The holidays are upon us again and we’re abuzz with Yuletide spirit here at the EZED. When December rolls around, we like nothing better than sliding a turkey/stuffing/mashed potato TV dinner into the microwave, popping open a 40-oz bottle of Miller High Life, and warming up the old VCR for a long night of nostalgic seasonal classics. Let’s see what’s in the Christmas queue!

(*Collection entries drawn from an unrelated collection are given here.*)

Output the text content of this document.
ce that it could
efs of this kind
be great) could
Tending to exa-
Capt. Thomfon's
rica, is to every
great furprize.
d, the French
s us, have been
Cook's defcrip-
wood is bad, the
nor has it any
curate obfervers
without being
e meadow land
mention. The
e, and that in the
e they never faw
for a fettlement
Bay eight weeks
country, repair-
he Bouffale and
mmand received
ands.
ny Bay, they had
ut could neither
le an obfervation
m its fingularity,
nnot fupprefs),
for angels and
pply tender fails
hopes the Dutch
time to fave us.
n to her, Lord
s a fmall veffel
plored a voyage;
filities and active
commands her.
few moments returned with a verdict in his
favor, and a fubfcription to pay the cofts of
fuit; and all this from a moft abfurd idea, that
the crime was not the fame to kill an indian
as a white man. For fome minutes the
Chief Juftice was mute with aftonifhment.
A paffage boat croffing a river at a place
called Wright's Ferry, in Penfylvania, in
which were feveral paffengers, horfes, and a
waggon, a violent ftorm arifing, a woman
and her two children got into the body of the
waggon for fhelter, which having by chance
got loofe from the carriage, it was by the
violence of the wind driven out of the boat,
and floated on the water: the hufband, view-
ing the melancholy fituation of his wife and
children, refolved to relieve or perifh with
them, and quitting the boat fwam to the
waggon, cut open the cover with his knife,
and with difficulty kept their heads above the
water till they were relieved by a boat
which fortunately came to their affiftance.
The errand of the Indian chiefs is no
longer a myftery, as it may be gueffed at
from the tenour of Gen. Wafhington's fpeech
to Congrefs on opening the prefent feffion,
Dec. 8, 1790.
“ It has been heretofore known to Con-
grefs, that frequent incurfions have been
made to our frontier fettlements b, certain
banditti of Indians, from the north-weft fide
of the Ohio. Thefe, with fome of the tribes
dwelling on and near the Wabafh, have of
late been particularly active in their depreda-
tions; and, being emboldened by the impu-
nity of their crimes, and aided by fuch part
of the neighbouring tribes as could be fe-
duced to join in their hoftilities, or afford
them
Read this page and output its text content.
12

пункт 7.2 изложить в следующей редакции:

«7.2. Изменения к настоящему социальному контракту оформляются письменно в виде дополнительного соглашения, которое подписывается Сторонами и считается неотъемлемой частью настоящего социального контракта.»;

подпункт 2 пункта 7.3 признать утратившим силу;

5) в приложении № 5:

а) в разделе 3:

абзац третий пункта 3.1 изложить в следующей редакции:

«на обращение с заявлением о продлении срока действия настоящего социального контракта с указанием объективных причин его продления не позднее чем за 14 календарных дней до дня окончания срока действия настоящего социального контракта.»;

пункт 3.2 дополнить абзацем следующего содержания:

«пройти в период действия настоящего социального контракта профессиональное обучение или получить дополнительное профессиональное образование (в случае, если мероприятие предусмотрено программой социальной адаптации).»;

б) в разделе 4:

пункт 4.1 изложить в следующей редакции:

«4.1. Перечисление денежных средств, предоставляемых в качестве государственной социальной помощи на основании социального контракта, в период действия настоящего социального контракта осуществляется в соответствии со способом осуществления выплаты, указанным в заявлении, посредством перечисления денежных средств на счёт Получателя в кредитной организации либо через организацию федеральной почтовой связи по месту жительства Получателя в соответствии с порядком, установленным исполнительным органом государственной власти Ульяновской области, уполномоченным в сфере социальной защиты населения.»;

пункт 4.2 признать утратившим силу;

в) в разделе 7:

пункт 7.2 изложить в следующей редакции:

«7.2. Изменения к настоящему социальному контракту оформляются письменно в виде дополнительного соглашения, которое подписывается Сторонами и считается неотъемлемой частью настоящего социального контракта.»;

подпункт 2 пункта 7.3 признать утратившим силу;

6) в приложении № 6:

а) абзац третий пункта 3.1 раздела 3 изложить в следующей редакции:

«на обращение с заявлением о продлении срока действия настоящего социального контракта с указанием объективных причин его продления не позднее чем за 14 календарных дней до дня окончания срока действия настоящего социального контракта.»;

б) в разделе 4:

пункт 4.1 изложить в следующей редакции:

Whoa, hey, don’t go in the attic, little Cindy-Lou Who! The original “The calls are coming from inside the house!” movie, predating When A Stranger Calls by five years, Black Christmas makes the most of the fact that a sorority house is a pretty lonely place to be on Christmas Eve. There are plenty of evocative shots of departing revelers, abandoned campus greens, and long empty hallways here, as the approach of the holiday is marked by a deeper and deeper silence. And the ringing of the phone. The weird, unhinged quality of the obscene phone calls is what most people remember (grunts, animal shrieks, taunts, and the sound of a little girl crying), but Margot Kidder’s performance, as she drinks herself silly, makes inappropriate remarks, and stumbles around while her few remaining sorority sisters meet gruesome ends, is fun, too. Avoid the recent remake.
The Ice Harvest
Based on Scott Phillips’ terrific crime noir novel, this one stars John Cusack as a mob lawyer who just can’t seem to get out of town on Christmas Eve with the $2 million he’s embezzled from his cold-blooded clients. The delight here is in watching Charlie Arglist (Cusack) drive around and around snowbound Wichita, Kansas, fucking over and being fucked over by his shady companions. The Ice Harvest also includes one of Yuletide cinema’s most wince-inducing scenes: the one in which Arglist buys gifts for his estranged kids ($1.49 shrink-wrapped plastic junk from a 24-hour bodega) in the small hours of Christmas Day, as part of an ill-conceived plan to gain access to his ex-wife’s house. Oh, and another one: Christmas Eve at Wichita’s most dismal titty bar.